Pregnancy outcomes and disease activity are shown in Table 1 and Table 2. Disease activity throughout pregnancy was available in 14 pregnancies that proceeded to term (2 patients had a first trimester miscarriage for which no data are available). Ten pre-pregnancy patients of the total 14 patients had mild disease activity, with 4 patients having moderate and severe disease activity. Of the 10 patients with mild disease activity, 4 had worsening disease activity during pregnancy and 4 postpartum. Those with moderate and severe disease activity at the start of pregnancy continued to have ongoing active disease during pregnancy and postpartum. Overall, disease activity worsened through pregnancy such that 8/14 patients (57%) in both the second or third trimester and 10/14 patients (71%) within the first 4 months of postpartum had moderate and severe disease activity compared with only 4/14 patients (29%) pre-pregnancy. Pre-pregnancy leflunomide was stopped in 1 patient, while sulfasalazine and prednisolone were continued. Antitumor necrosis factor-α (anti-TNF-α) therapy was continued until the end of the first trimester in all 8 patients treated with anti-TNF-α. During pregnancy, 3 patients started receiving oral prednisone to alleviate arthritis flare. Four postpartum patients were given oral or intramuscular steroids, 1 patient recommenced methotrexate (post-breastfeeding), and 3 patients restarted anti-TNF-α therapy. Pregnancy outcomes were studied in 11 births at UCLH because we were unable to obtain information on the 3 other live births at different hospitals. Pregnancy outcomes included 2 first trimester miscarriages and 14 live births with no congenital malformations. The 11 live births at UCLH had mean gestation of 39.5 weeks (37–42 weeks) and mean birth weight of 3.2 kg (2.9–3.8 kg).

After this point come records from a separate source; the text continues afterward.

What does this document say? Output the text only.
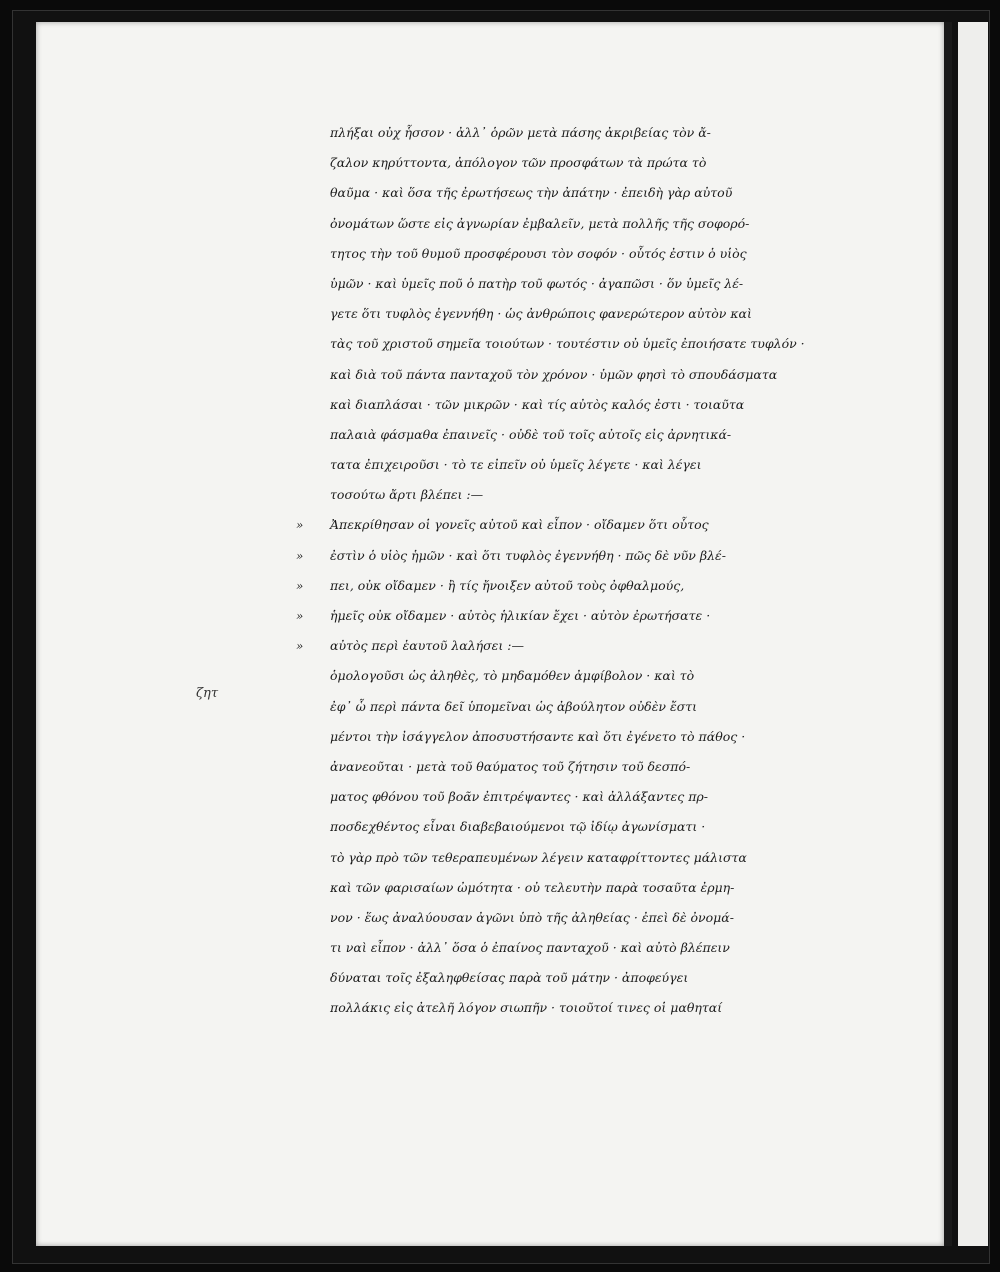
ζητ
πλήξαι οὐχ ἧσσον · ἀλλ᾽ ὁρῶν μετὰ πάσης ἀκριβείας τὸν ἄ-
ζαλον κηρύττοντα, ἀπόλογον τῶν προσφάτων τὰ πρώτα τὸ
θαῦμα · καὶ ὅσα τῆς ἐρωτήσεως τὴν ἀπάτην · ἐπειδὴ γὰρ αὐτοῦ
ὀνομάτων ὥστε εἰς ἀγνωρίαν ἐμβαλεῖν, μετὰ πολλῆς τῆς σοφορό-
τητος τὴν τοῦ θυμοῦ προσφέρουσι τὸν σοφόν · οὗτός ἐστιν ὁ υἱὸς
ὑμῶν · καὶ ὑμεῖς ποῦ ὁ πατὴρ τοῦ φωτός · ἀγαπῶσι · ὅν ὑμεῖς λέ-
γετε ὅτι τυφλὸς ἐγεννήθη · ὡς ἀνθρώποις φανερώτερον αὐτὸν καὶ
τὰς τοῦ χριστοῦ σημεῖα τοιούτων · τουτέστιν οὐ ὑμεῖς ἐποιήσατε τυφλόν ·
καὶ διὰ τοῦ πάντα πανταχοῦ τὸν χρόνον · ὑμῶν φησὶ τὸ σπουδάσματα
καὶ διαπλάσαι · τῶν μικρῶν · καὶ τίς αὐτὸς καλός ἐστι · τοιαῦτα
παλαιὰ φάσμαθα ἐπαινεῖς · οὐδὲ τοῦ τοῖς αὐτοῖς εἰς ἀρνητικά-
τατα ἐπιχειροῦσι · τὸ τε εἰπεῖν οὐ ὑμεῖς λέγετε · καὶ λέγει
τοσούτω ἄρτι βλέπει :—
»	Ἀπεκρίθησαν οἱ γονεῖς αὐτοῦ καὶ εἶπον · οἴδαμεν ὅτι οὗτος
»	ἐστὶν ὁ υἱὸς ἡμῶν · καὶ ὅτι τυφλὸς ἐγεννήθη · πῶς δὲ νῦν βλέ-
»	πει, οὐκ οἴδαμεν · ἢ τίς ἤνοιξεν αὐτοῦ τοὺς ὀφθαλμούς,
»	ἡμεῖς οὐκ οἴδαμεν · αὐτὸς ἡλικίαν ἔχει · αὐτὸν ἐρωτήσατε ·
»	αὐτὸς περὶ ἑαυτοῦ λαλήσει :—
ὁμολογοῦσι ὡς ἀληθὲς, τὸ μηδαμόθεν ἀμφίβολον · καὶ τὸ
ἐφ᾽ ὧ περὶ πάντα δεῖ ὑπομεῖναι ὡς ἀβούλητον οὐδὲν ἔστι
μέντοι τὴν ἰσάγγελον ἀποσυστήσαντε καὶ ὅτι ἐγένετο τὸ πάθος ·
ἀνανεοῦται · μετὰ τοῦ θαύματος τοῦ ζήτησιν τοῦ δεσπό-
ματος φθόνου τοῦ βοᾶν ἐπιτρέψαντες · καὶ ἀλλάξαντες πρ-
ποσδεχθέντος εἶναι διαβεβαιούμενοι τῷ ἰδίῳ ἀγωνίσματι ·
τὸ γὰρ πρὸ τῶν τεθεραπευμένων λέγειν καταφρίττοντες μάλιστα
καὶ τῶν φαρισαίων ὠμότητα · οὐ τελευτὴν παρὰ τοσαῦτα ἐρμη-
νον · ἕως ἀναλύουσαν ἀγῶνι ὑπὸ τῆς ἀληθείας · ἐπεὶ δὲ ὀνομά-
τι ναὶ εἶπον · ἀλλ᾽ ὅσα ὁ ἐπαίνος πανταχοῦ · καὶ αὐτὸ βλέπειν
δύναται τοῖς ἐξαληφθείσας παρὰ τοῦ μάτην · ἀποφεύγει
πολλάκις εἰς ἀτελῆ λόγον σιωπῆν · τοιοῦτοί τινες οἱ μαθηταί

Two other studies of PsA in pregnancy, published in abstract form, yielded similar findings. A study of 42 PsA pregnancies found that 58.5% of patients noted improved or low disease activity while 31.7% had worsening or ongoing high disease activity during pregnancy, and 45% had increased or retained high disease activity up to a 1-year postpartum period4. Another analysis of pregnancy outcomes in different forms of inflammatory arthritis reported on 8 PsA pregnancies and found that 40% of women experienced increased disease activity during pregnancy5. Findings from these studies are comparable to our own of increased PsA disease activity during and immediately post-pregnancy in an appreciable proportion of women.
Overall, we found that PsA worsens during pregnancy and postpartum. Knowledge of this increased risk of PsA disease activity in pregnancy is important during preconception counseling and advising continuation of disease-ameliorating therapies that are compatible with pregnancy.